И воронёная сталь во тьме сверкала уже не так остро…
***
– Какая хорошая!
Звуки пробивались через боль и гул в голове, будто через толщу воды. Всё тот же голос, но теперь понятно, что принадлежит он взрослому мужчине, хоть высок и нежен, словно мальчишеский. Сквозь веки Тшеры проникал белый свет, лица касался влажный холодок октябрьского леса, спина и плечи задеревенели от лежания на жёстких досках старой телеги. Она осторожно приоткрыла опухшие глаза, перед ними мутно расплылось тёмно-красное. Иной бы принял за кровь, но темляк на своём Йамаране Тшера ни с чем не спутает. Вот и второй, а выше – отблески солнца на остром клинке, и хрустнула тонкая ледяная корочка, сковавшая было нутро: Йамараны здесь, а оставить их так близко к Чёрному Вассалу мог лишь тот, кто не желает ему зла.

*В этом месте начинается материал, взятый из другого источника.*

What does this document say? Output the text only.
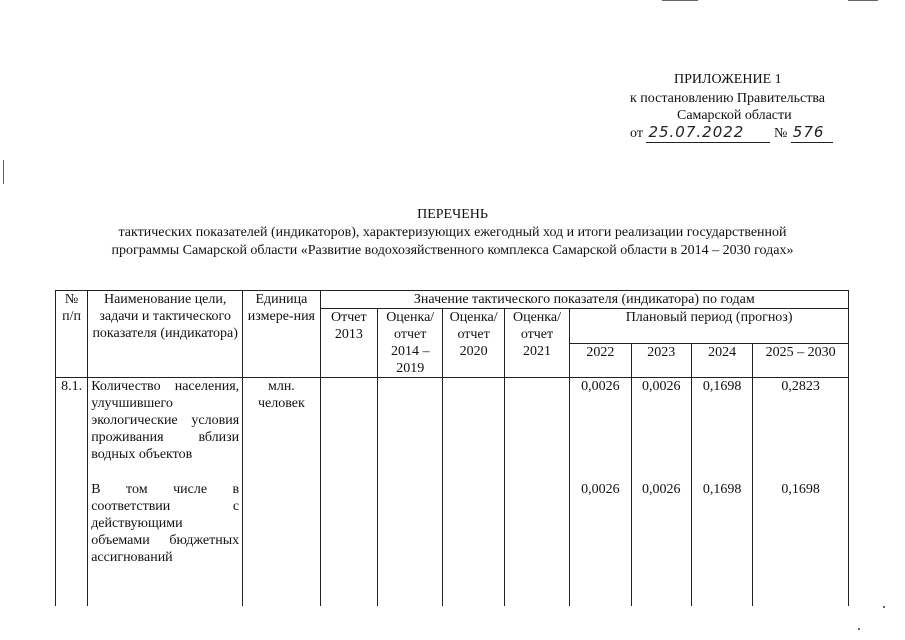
ПРИЛОЖЕНИЕ 1
к постановлению Правительства
Самарской области
от 25.07.2022 № 576
ПЕРЕЧЕНЬ
тактических показателей (индикаторов), характеризующих ежегодный ход и итоги реализации государственной
программы Самарской области «Развитие водохозяйственного комплекса Самарской области в 2014 – 2030 годах»
№ п/п	Наименование цели, задачи и тактического показателя (индикатора)	Единица измере-ния	Значение тактического показателя (индикатора) по годам							
			Отчет 2013	Оценка/ отчет 2014 – 2019	Оценка/ отчет 2020	Оценка/ отчет 2021	Плановый период (прогноз)			
							2022	2023	2024	2025 – 2030
8.1.	Количество населения, улучшившего экологические условия проживания вблизи водных объектов	млн. человек					0,0026	0,0026	0,1698	0,2823

	В том числе в соответствии с действующими объемами бюджетных ассигнований						0,0026	0,0026	0,1698	0,1698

– Ай-ай, какая хорошая! Смотри, Орешек, видишь? Видишь, какая хорошая, ай!
Восторженное воркование сопровождал треск раздираемой плоти и жадное урчание. Очень знакомое жадное урчание…
«Ржавь кого-то сожравь…»
– Ай, какая хорошая! Кушай, кушай, хорошая… Ой, да перья-то ты зачем, перья-то плюнь! Видишь, Орешек, какая хорошая?
Тшера открыла глаза шире, моргнула, прогоняя повисшую перед взором муть. Солнце над лесной поляной стояло уже высоко, она лежала в телеге, укрытая собственной мантией. Неподалёку сидела Ржавь в расстёгнутом наморднике, облизывая перемазанную кровью пасть. За тем, как она ловким, раздвоенным на конце языком счищает с морды прилипшие птичьи перья, наблюдали двое: впряжённый в телегу серенький ава?бис[5] – меланхолично; огромный бритый детина – тот самый вышибала из харчевни – восхищённо.
– Вот молодец, вот молодец, хорошая, как хорошо покушала! Ай, какая хорошая! – приговаривал детина. – А разрешишь теперь тебя погладить? Да? Разрешишь?
Он шагнул к Ржави и, цветя придурковато-восторженной лыбой, протянул руку к её бархатному носу. Тшера и моргнуть не успела, как пухлые розовые пальцы, не ведавшие мозолей от тяжёлой работы, оказались в опасной близости от острых изогнутых клыков кавьяла.